Namely, you need to keep an eye on the mineral levels in the water, the filtration quality, lighting patterns, water temperature, and the presence of other creatures in the tank. 

Mineral and Nutrient Levels

First of all, Kenya tree coral are a creature that thrives on nitrogen. They consume it within the tank, and it usually gets there in the first place as waste from fish or other creatures. 

Kenya tree coral also require the following levels:

  • 0-10 ppm nitrates
  • Zero ammonia, phosphorous, or nitrites
  • 350-450 ppm calcium
  • 8-12 dKH water hardness
  • 8.0-8.2 pH (slightly basic)
  • 1200-1350 ppm magnesium 

Filtration Quality

Kenya tree coral need what is called “mature biological filtration” in their tank. This means that you should add some activated carbon to your aquarium’s filter. Also, make sure that the water flow is higher than average. 

Lighting Patterns

Most coral thrive on lots of light in order to consume oxygen, which is why your tank should have appropriate lighting tubes. These coral require medium lighting, which means placing them somewhere in the tank where they won’t get blasted with direct light at all times.

Water Temperature

The warm marine environment of a coral aquarium needs to stay constant, but the exact temperature range differs among types of coral. Kenya tree coral thrive between 72-80 degrees Fahrenheit. This gives you some wiggle room, but if these temperatures are shifting on a regular basis, your coral might close up to protect itself from the disturbance. 

Other Tank Life

Last but not least, we want to highlight the ways that other tank creatures – including other coral – can disturb Kenya tree coral. In some cases, these disturbances are enough to make them close up, refuse to reopen, and even fall sick and die. 
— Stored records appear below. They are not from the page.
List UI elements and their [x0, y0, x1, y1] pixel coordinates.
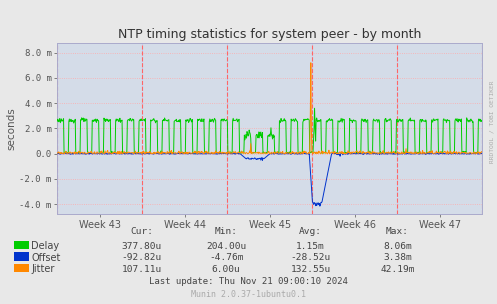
Text: Delay: Delay [31, 241, 60, 251]
Text: 8.06m: 8.06m [383, 242, 412, 251]
Text: 42.19m: 42.19m [380, 265, 415, 274]
Text: Jitter: Jitter [31, 264, 55, 274]
Text: Last update: Thu Nov 21 09:00:10 2024: Last update: Thu Nov 21 09:00:10 2024 [149, 277, 348, 286]
Text: Min:: Min: [215, 227, 238, 236]
Text: Offset: Offset [31, 253, 61, 263]
Text: Cur:: Cur: [130, 227, 153, 236]
Title: NTP timing statistics for system peer - by month: NTP timing statistics for system peer - … [118, 28, 421, 41]
Text: 3.38m: 3.38m [383, 253, 412, 262]
Text: -4.76m: -4.76m [209, 253, 244, 262]
Text: 107.11u: 107.11u [122, 265, 162, 274]
Text: Max:: Max: [386, 227, 409, 236]
Text: -28.52u: -28.52u [291, 253, 331, 262]
Text: RRDTOOL / TOBI OETIKER: RRDTOOL / TOBI OETIKER [490, 80, 495, 163]
Y-axis label: seconds: seconds [6, 107, 16, 150]
Text: 6.00u: 6.00u [212, 265, 241, 274]
Text: 1.15m: 1.15m [296, 242, 325, 251]
Text: 132.55u: 132.55u [291, 265, 331, 274]
Text: -92.82u: -92.82u [122, 253, 162, 262]
Text: 204.00u: 204.00u [206, 242, 246, 251]
Text: Munin 2.0.37-1ubuntu0.1: Munin 2.0.37-1ubuntu0.1 [191, 290, 306, 299]
Text: Avg:: Avg: [299, 227, 322, 236]
Text: 377.80u: 377.80u [122, 242, 162, 251]
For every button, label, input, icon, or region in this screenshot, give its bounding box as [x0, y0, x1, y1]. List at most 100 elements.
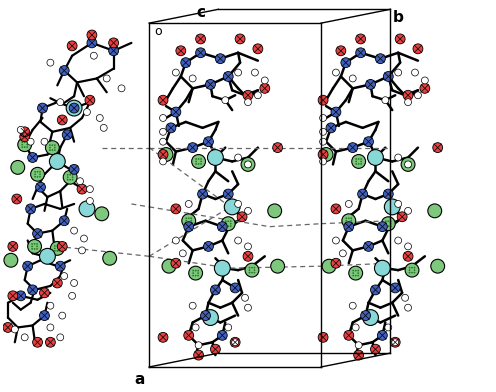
Circle shape	[21, 334, 28, 341]
Circle shape	[187, 143, 197, 152]
Circle shape	[242, 294, 248, 301]
Circle shape	[249, 166, 251, 168]
Circle shape	[100, 124, 107, 131]
Circle shape	[28, 152, 38, 162]
Circle shape	[348, 222, 350, 224]
Circle shape	[230, 220, 232, 222]
Circle shape	[395, 34, 405, 44]
Circle shape	[87, 30, 97, 40]
Circle shape	[431, 259, 444, 273]
Circle shape	[403, 90, 413, 100]
Circle shape	[385, 324, 392, 331]
Circle shape	[350, 218, 352, 219]
Circle shape	[271, 259, 285, 273]
Circle shape	[361, 310, 371, 321]
Circle shape	[86, 186, 93, 192]
Circle shape	[18, 138, 32, 152]
Circle shape	[49, 144, 51, 146]
Circle shape	[76, 178, 83, 185]
Circle shape	[186, 222, 187, 224]
Circle shape	[31, 243, 33, 245]
Circle shape	[225, 324, 232, 331]
Circle shape	[37, 171, 38, 173]
Circle shape	[345, 200, 352, 207]
Circle shape	[409, 272, 410, 274]
Circle shape	[202, 310, 218, 325]
Circle shape	[158, 95, 168, 105]
Circle shape	[70, 279, 77, 287]
Circle shape	[385, 225, 387, 227]
Circle shape	[405, 99, 412, 105]
Circle shape	[249, 161, 251, 163]
Circle shape	[66, 100, 82, 116]
Circle shape	[67, 176, 68, 178]
Text: a: a	[134, 372, 144, 387]
Circle shape	[352, 272, 354, 274]
Circle shape	[251, 267, 253, 269]
Circle shape	[409, 267, 410, 269]
Circle shape	[72, 179, 73, 181]
Circle shape	[248, 272, 250, 274]
Circle shape	[34, 171, 36, 173]
Text: o: o	[154, 25, 162, 38]
Circle shape	[371, 285, 380, 295]
Circle shape	[245, 161, 247, 163]
Circle shape	[319, 158, 326, 165]
Circle shape	[352, 270, 354, 272]
Circle shape	[355, 161, 357, 162]
Circle shape	[385, 223, 387, 225]
Circle shape	[39, 176, 41, 178]
Circle shape	[188, 218, 189, 219]
Circle shape	[34, 176, 36, 178]
Circle shape	[217, 222, 227, 232]
Circle shape	[395, 200, 402, 207]
Circle shape	[352, 324, 359, 331]
Circle shape	[46, 338, 56, 347]
Circle shape	[410, 166, 411, 168]
Circle shape	[273, 143, 283, 152]
Circle shape	[352, 154, 366, 169]
Circle shape	[69, 103, 79, 113]
Circle shape	[59, 245, 61, 247]
Circle shape	[49, 147, 51, 149]
Circle shape	[390, 220, 392, 222]
Circle shape	[190, 220, 192, 221]
Circle shape	[251, 69, 258, 76]
Circle shape	[103, 251, 117, 265]
Circle shape	[354, 350, 364, 360]
Circle shape	[198, 163, 199, 165]
Circle shape	[207, 150, 223, 165]
Circle shape	[28, 240, 42, 253]
Circle shape	[405, 207, 412, 214]
Circle shape	[318, 95, 328, 105]
Circle shape	[80, 235, 87, 242]
Circle shape	[225, 225, 227, 227]
Circle shape	[59, 250, 61, 252]
Circle shape	[39, 173, 41, 175]
Circle shape	[197, 272, 199, 274]
Circle shape	[374, 260, 390, 276]
Circle shape	[405, 163, 407, 165]
Circle shape	[96, 114, 103, 122]
Circle shape	[405, 243, 412, 250]
Circle shape	[357, 275, 359, 276]
Circle shape	[402, 294, 409, 301]
Circle shape	[28, 285, 38, 295]
Circle shape	[339, 250, 346, 257]
Circle shape	[319, 138, 326, 145]
Circle shape	[344, 222, 354, 232]
Circle shape	[260, 83, 270, 93]
Circle shape	[350, 220, 352, 221]
Circle shape	[235, 69, 242, 76]
Circle shape	[160, 114, 167, 122]
Circle shape	[382, 97, 389, 103]
Circle shape	[355, 270, 357, 272]
Circle shape	[26, 141, 28, 143]
Circle shape	[247, 166, 249, 168]
Circle shape	[342, 214, 356, 228]
Circle shape	[326, 123, 336, 133]
Circle shape	[67, 174, 68, 176]
Circle shape	[348, 218, 350, 219]
Circle shape	[57, 245, 58, 247]
Circle shape	[352, 275, 354, 276]
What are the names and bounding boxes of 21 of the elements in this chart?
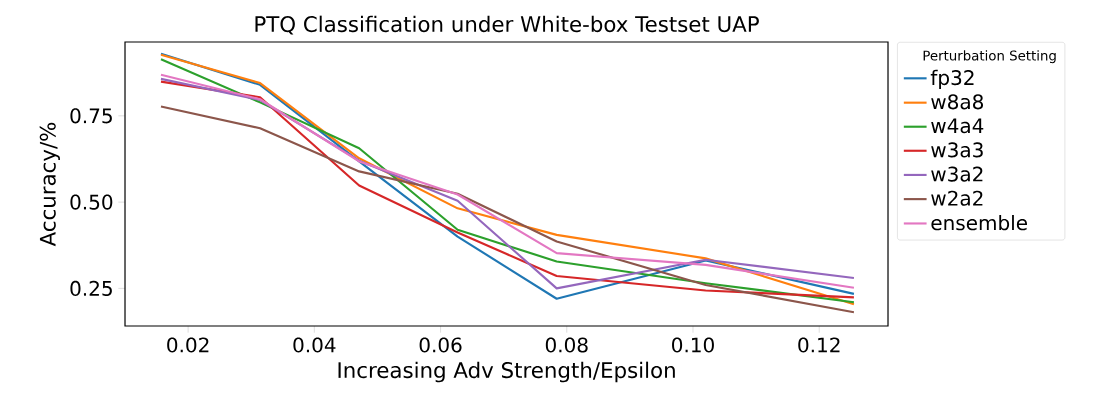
line-series	[159, 105, 855, 314]
x-tick-label: 0.12	[798, 337, 840, 353]
x-tick-label: 0.06	[419, 337, 462, 353]
chart-title: PTQ Classification under White-box Testset UAP	[255, 15, 759, 35]
legend-label: ensemble	[931, 214, 1027, 231]
legend-label: fp32	[930, 69, 974, 90]
x-tick-label: 0.10	[672, 337, 714, 353]
legend-label: w2a2	[931, 190, 983, 206]
y-tick-label: 0.75	[70, 108, 112, 124]
legend-title: Perturbation Setting	[923, 50, 1056, 64]
y-tick-label: 0.50	[70, 194, 113, 210]
legend-label: w3a2	[931, 166, 983, 182]
legend-label: w8a8	[931, 94, 984, 110]
x-tick-label: 0.04	[293, 337, 336, 353]
x-axis-title: Increasing Adv Strength/Epsilon	[338, 361, 675, 383]
y-axis-title: Accuracy/%	[39, 122, 60, 247]
y-tick-label: 0.25	[70, 280, 112, 296]
x-tick-label: 0.08	[545, 337, 588, 353]
legend-label: w4a4	[931, 118, 984, 134]
x-tick-label: 0.02	[167, 337, 209, 353]
legend-label: w3a3	[931, 142, 983, 158]
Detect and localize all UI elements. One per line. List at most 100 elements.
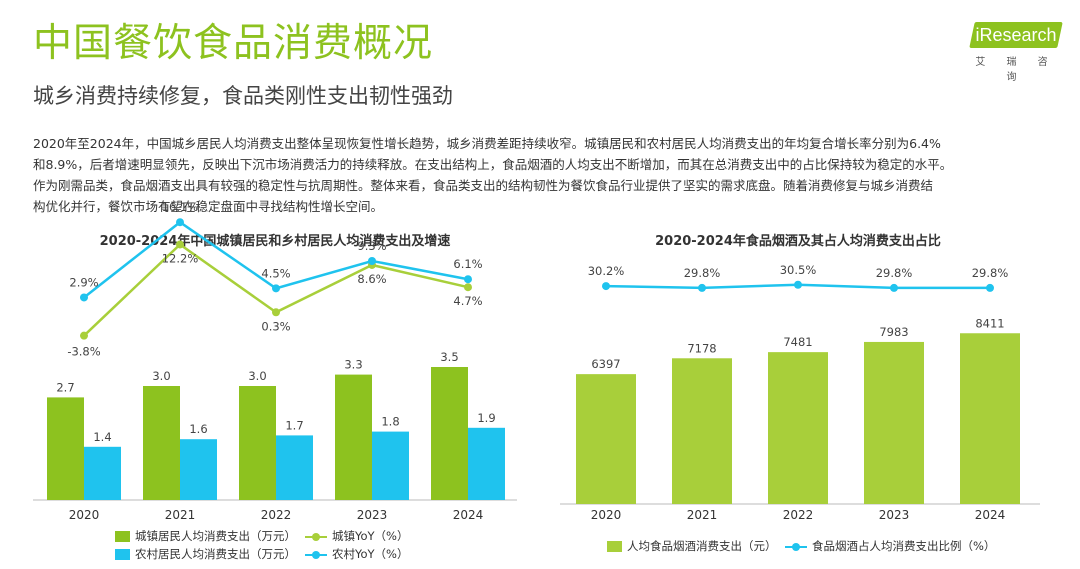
data-label-food-spend: 6397 — [591, 357, 620, 371]
data-label-rural-yoy: 6.1% — [453, 257, 482, 271]
point-food-share — [698, 283, 706, 292]
data-label-rural: 1.4 — [93, 430, 111, 444]
bar-food-spend — [960, 333, 1020, 504]
data-label-rural: 1.9 — [477, 411, 495, 425]
point-rural-yoy — [368, 256, 376, 265]
data-label-rural: 1.6 — [189, 422, 207, 436]
data-label-food-share: 29.8% — [876, 266, 913, 280]
bar-rural — [180, 439, 217, 500]
legend-label: 农村居民人均消费支出（万元） — [135, 547, 296, 561]
data-label-rural: 1.7 — [285, 418, 303, 432]
point-urban-yoy — [464, 283, 472, 292]
data-label-food-share: 29.8% — [684, 266, 721, 280]
legend-swatch — [607, 541, 622, 552]
legend-line-marker — [305, 531, 327, 542]
data-label-rural-yoy: 4.5% — [261, 266, 290, 280]
data-label-urban-yoy: 12.2% — [162, 251, 199, 265]
paragraph-line: 和8.9%，后者增速明显领先，反映出下沉市场消费活力的持续释放。在支出结构上，食… — [33, 157, 953, 172]
legend-item-rural-spend: 农村居民人均消费支出（万元） — [115, 546, 296, 562]
chart-2-title: 2020-2024年食品烟酒及其占人均消费支出占比 — [655, 234, 941, 249]
x-tick-label: 2024 — [975, 508, 1006, 522]
bar-food-spend — [864, 341, 924, 504]
legend-label: 城镇居民人均消费支出（万元） — [135, 529, 296, 543]
x-tick-label: 2021 — [165, 508, 196, 522]
point-rural-yoy — [80, 293, 88, 302]
data-label-rural-yoy: 16.1% — [162, 200, 199, 214]
bar-rural — [372, 431, 409, 500]
point-urban-yoy — [80, 331, 88, 340]
summary-paragraph: 2020年至2024年，中国城乡居民人均消费支出整体呈现恢复性增长趋势，城乡消费… — [33, 133, 1053, 217]
data-label-food-share: 29.8% — [972, 266, 1009, 280]
data-label-urban-yoy: -3.8% — [67, 345, 100, 359]
data-label-food-spend: 7481 — [783, 335, 812, 349]
legend-swatch — [115, 531, 130, 542]
x-tick-label: 2021 — [687, 508, 718, 522]
point-rural-yoy — [464, 275, 472, 284]
x-tick-label: 2023 — [879, 508, 910, 522]
legend-item-urban-yoy: 城镇YoY（%） — [305, 528, 409, 544]
x-tick-label: 2023 — [357, 508, 388, 522]
logo-subtext: 艾 瑞 咨 询 — [975, 57, 1057, 83]
x-tick-label: 2022 — [261, 508, 292, 522]
data-label-food-share: 30.5% — [780, 263, 817, 277]
chart-1: 2020 2021 2022 2023 2024 2.7 1.4 3.0 1.6 3.0 1.7 3.… — [33, 200, 517, 522]
data-label-urban: 2.7 — [56, 380, 74, 394]
bar-urban — [335, 374, 372, 500]
data-label-urban: 3.0 — [152, 369, 170, 383]
point-urban-yoy — [272, 308, 280, 317]
bar-rural — [276, 435, 313, 500]
bar-food-spend — [768, 352, 828, 504]
point-food-share — [794, 280, 802, 289]
paragraph-line: 构优化并行，餐饮市场有望在稳定盘面中寻找结构性增长空间。 — [33, 199, 384, 214]
x-tick-label: 2020 — [69, 508, 100, 522]
data-label-rural-yoy: 9.3% — [357, 239, 386, 253]
paragraph-line: 作为刚需品类，食品烟酒支出具有较强的稳定性与抗周期性。整体来看，食品类支出的结构… — [33, 178, 934, 193]
legend-label: 农村YoY（%） — [332, 547, 409, 561]
bar-food-spend — [576, 374, 636, 504]
bar-urban — [47, 397, 84, 500]
x-tick-label: 2024 — [453, 508, 484, 522]
legend-swatch — [115, 549, 130, 560]
logo-text: iResearch — [975, 25, 1057, 45]
legend-label: 人均食品烟酒消费支出（元） — [627, 539, 777, 553]
page-title: 中国餐饮食品消费概况 — [33, 21, 434, 66]
bar-food-spend — [672, 358, 732, 504]
point-food-share — [602, 282, 610, 291]
data-label-urban: 3.5 — [440, 350, 458, 364]
bar-urban — [143, 386, 180, 500]
iresearch-logo: iResearch 艾 瑞 咨 询 — [966, 20, 1066, 83]
data-label-food-spend: 7983 — [879, 325, 908, 339]
point-food-share — [986, 283, 994, 292]
data-label-food-spend: 8411 — [975, 316, 1004, 330]
data-label-urban: 3.3 — [344, 358, 362, 372]
legend-item-food-share: 食品烟酒占人均消费支出比例（%） — [785, 538, 995, 554]
data-label-urban: 3.0 — [248, 369, 266, 383]
legend-item-rural-yoy: 农村YoY（%） — [305, 546, 409, 562]
legend-line-marker — [305, 549, 327, 560]
bar-urban — [239, 386, 276, 500]
legend-label: 城镇YoY（%） — [332, 529, 409, 543]
legend-item-urban-spend: 城镇居民人均消费支出（万元） — [115, 528, 296, 544]
x-tick-label: 2020 — [591, 508, 622, 522]
legend-label: 食品烟酒占人均消费支出比例（%） — [812, 539, 996, 553]
data-label-urban-yoy: 4.7% — [453, 294, 482, 308]
chart-1-title: 2020-2024年中国城镇居民和乡村居民人均消费支出及增速 — [99, 234, 451, 249]
point-urban-yoy — [176, 240, 184, 249]
data-label-food-spend: 7178 — [687, 341, 716, 355]
page-subtitle: 城乡消费持续修复，食品类刚性支出韧性强劲 — [33, 84, 453, 108]
point-rural-yoy — [176, 218, 184, 227]
point-rural-yoy — [272, 284, 280, 293]
data-label-urban-yoy: 8.6% — [357, 272, 386, 286]
bar-rural — [84, 446, 121, 500]
legend-line-marker — [785, 541, 807, 552]
x-tick-label: 2022 — [783, 508, 814, 522]
bar-urban — [431, 367, 468, 500]
data-label-rural: 1.8 — [381, 415, 399, 429]
data-label-urban-yoy: 0.3% — [261, 319, 290, 333]
paragraph-line: 2020年至2024年，中国城乡居民人均消费支出整体呈现恢复性增长趋势，城乡消费… — [33, 136, 941, 151]
legend-item-food-spend: 人均食品烟酒消费支出（元） — [607, 538, 777, 554]
data-label-rural-yoy: 2.9% — [69, 275, 98, 289]
data-label-food-share: 30.2% — [588, 264, 625, 278]
bar-rural — [468, 427, 505, 500]
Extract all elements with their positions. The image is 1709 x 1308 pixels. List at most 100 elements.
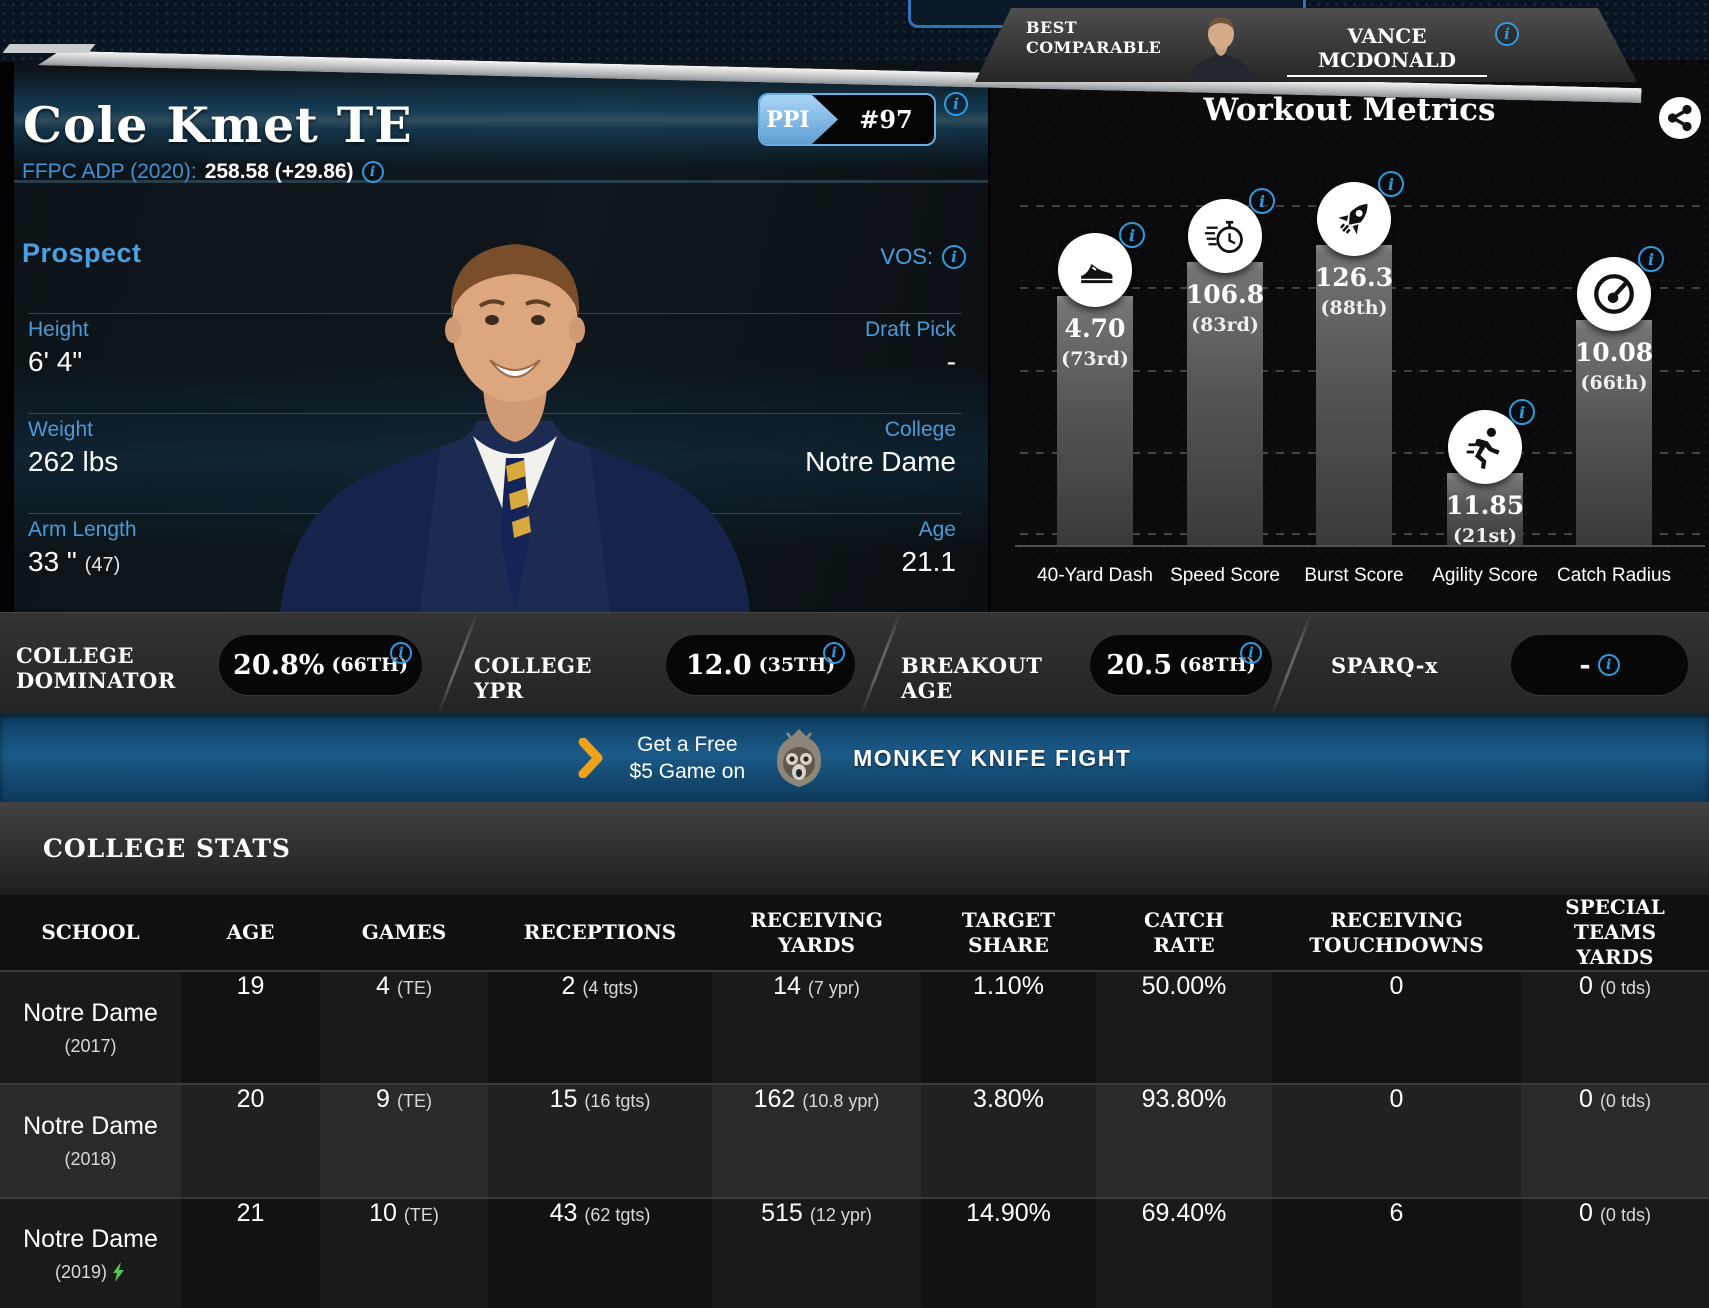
stopwatch-icon [1188, 199, 1262, 273]
cell-games: 9 (TE) [320, 1085, 488, 1197]
ppi-rank-badge: PPI #97 [758, 93, 936, 146]
monkey-logo-icon [777, 729, 822, 787]
bar-percentile: (83rd) [1191, 314, 1259, 336]
bar-value: 106.8 [1185, 280, 1265, 309]
ppi-badge-label: PPI [766, 106, 810, 133]
adp-info-icon[interactable] [361, 161, 384, 183]
cell-special-teams-yards: 0 (0 tds) [1521, 972, 1709, 1083]
breakout-age-info-icon[interactable] [1240, 642, 1262, 664]
cell-receiving-touchdowns: 0 [1272, 1085, 1521, 1197]
40-yard-dash-info-icon[interactable] [1119, 222, 1145, 248]
field-weight-value: 262 lbs [28, 446, 119, 477]
cell-target-share: 1.10% [921, 972, 1096, 1083]
field-height: Height 6' 4" [28, 318, 89, 378]
best-comparable-info-icon[interactable] [1495, 22, 1519, 46]
cell-value: 19 [236, 972, 265, 1000]
cell-value: 0 [1579, 1199, 1593, 1227]
workout-metrics-panel: Workout Metrics 4.70(73rd)40-Yard Dash10… [990, 60, 1709, 612]
speed-score-info-icon[interactable] [1249, 188, 1275, 214]
cell-note: (TE) [396, 978, 432, 998]
field-height-label: Height [28, 318, 89, 341]
catch-radius-info-icon[interactable] [1638, 246, 1664, 272]
cell-value: 0 [1389, 972, 1404, 1000]
cell-value: 69.40% [1141, 1199, 1227, 1227]
cell-value: 4 [376, 972, 390, 1000]
field-college-label: College [884, 418, 956, 441]
cell-receptions: 43 (62 tgts) [488, 1199, 712, 1308]
x-axis-label: Catch Radius [1556, 565, 1672, 586]
cell-note: (0 tds) [1599, 1091, 1651, 1111]
college-stats-table-body: Notre Dame (2017) 19 4 (TE) 2 (4 tgts) 14 (7 yp… [0, 970, 1709, 1308]
cell-school: Notre Dame (2017) [0, 972, 181, 1083]
field-draft-pick-value: - [946, 346, 956, 377]
cell-value: 93.80% [1141, 1085, 1227, 1113]
x-axis-label: Speed Score [1170, 565, 1280, 586]
metric-pill-sparq-x: - [1511, 635, 1688, 695]
arm-length-number: 33 " [28, 546, 77, 577]
player-name-title: Cole Kmet TE [23, 96, 413, 154]
field-draft-pick-label: Draft Pick [864, 318, 956, 341]
field-college-value: Notre Dame [805, 446, 956, 477]
college-stats-table-header: SCHOOL AGE GAMES RECEPTIONS RECEIVING YARDS T… [0, 895, 1709, 970]
cell-catch-rate: 50.00% [1096, 972, 1272, 1083]
cell-receptions: 2 (4 tgts) [488, 972, 712, 1083]
cell-value: 1.10% [973, 972, 1044, 1000]
cell-special-teams-yards: 0 (0 tds) [1521, 1199, 1709, 1308]
school-name: Notre Dame [23, 998, 158, 1027]
ppi-info-icon[interactable] [944, 92, 968, 116]
cell-receiving-touchdowns: 6 [1272, 1199, 1521, 1308]
bar-value: 10.08 [1574, 338, 1654, 367]
field-draft-pick: Draft Pick - [865, 318, 956, 378]
metric-bar-1 [1057, 296, 1133, 545]
share-button[interactable] [1658, 96, 1702, 140]
college-dominator-info-icon[interactable] [390, 642, 412, 664]
ad-brand-text: MONKEY KNIFE FIGHT [853, 744, 1132, 771]
field-arm-length: Arm Length 33 " (47) [28, 518, 137, 578]
cell-value: 10 [369, 1199, 397, 1227]
ad-cta-line1: Get a Free [637, 732, 738, 756]
cell-value: 14.90% [966, 1199, 1051, 1227]
cell-note: (7 ypr) [807, 978, 860, 998]
sparq-x-info-icon[interactable] [1597, 654, 1620, 676]
vos-label: VOS: [880, 244, 933, 269]
bar-value: 126.3 [1314, 263, 1394, 292]
cell-games: 4 (TE) [320, 972, 488, 1083]
breakout-bolt-icon [113, 1262, 125, 1282]
x-axis-label: 40-Yard Dash [1037, 565, 1153, 586]
school-year: (2019) [55, 1262, 126, 1283]
column-header-target-share: TARGET SHARE [961, 907, 1056, 957]
cell-value: 3.80% [973, 1085, 1044, 1113]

Kenya tree coral are a semi-aggressive type of coral. This means that if you have them sitting too close to their own kind, their tentacles will touch and sting each other. This leaves behind wounds and causes them to close up. 

To avoid this issue, you’ll need to carefully prune your quickly reproducing Kenya coral from time to time. 

Furthermore, some aquarium fish are not good for Kenya tree coral, such as Angelfish. Stick to tank-safe fish such as Clownfish, Blennies, and Damselfish. But keep in mind that they may still become a disturbance to some of your coral and cause them to close up sometimes and refuse to open if the fish are too aggressive.

How long does it take for Kenya tree to open back up?

Kenya tree coral may periodically close to expel stale water and cleanse themselves. This isn’t a huge problem, as long as they begin to open back up and expand in about two days. 

Note that when a coral first opens up in a new aquarium, it can take just a few hours or up to a couple of weeks in some cases. On average, though, coral only take a couple of days to open up. 

If you notice that your Kenya tree coral has been closed for more than a couple of days, you probably need to assess its health. It may not be a lost cause, but since these coral reproduce quickly, it’s okay to cut your losses from time to time, because there are surely other clones within the same tank. 

Examine the current tank parameters, making sure they’re up to par. You should also consider whether or not your coral is sick from nearby coral stings or lack of food. 

Why has my Kenya tree coral closed up?

Again, Kenya tree coral close up for several reasons, but most likely, your coral is struggling to adjust to a new condition. Whether it’s the presence of finicky tank-mates, too much light, or water that’s too acidic, these coral will close into themselves as a protective mechanism. 

Final Thoughts

Is your Kenya tree coral not opening? If so, you may need to adjust the water parameters and consider which tank-mates you’re subjecting it to. These coral do periodically close up and re-expand to cleanse themselves, but if they close for longer than a couple of days, they may be in poor health.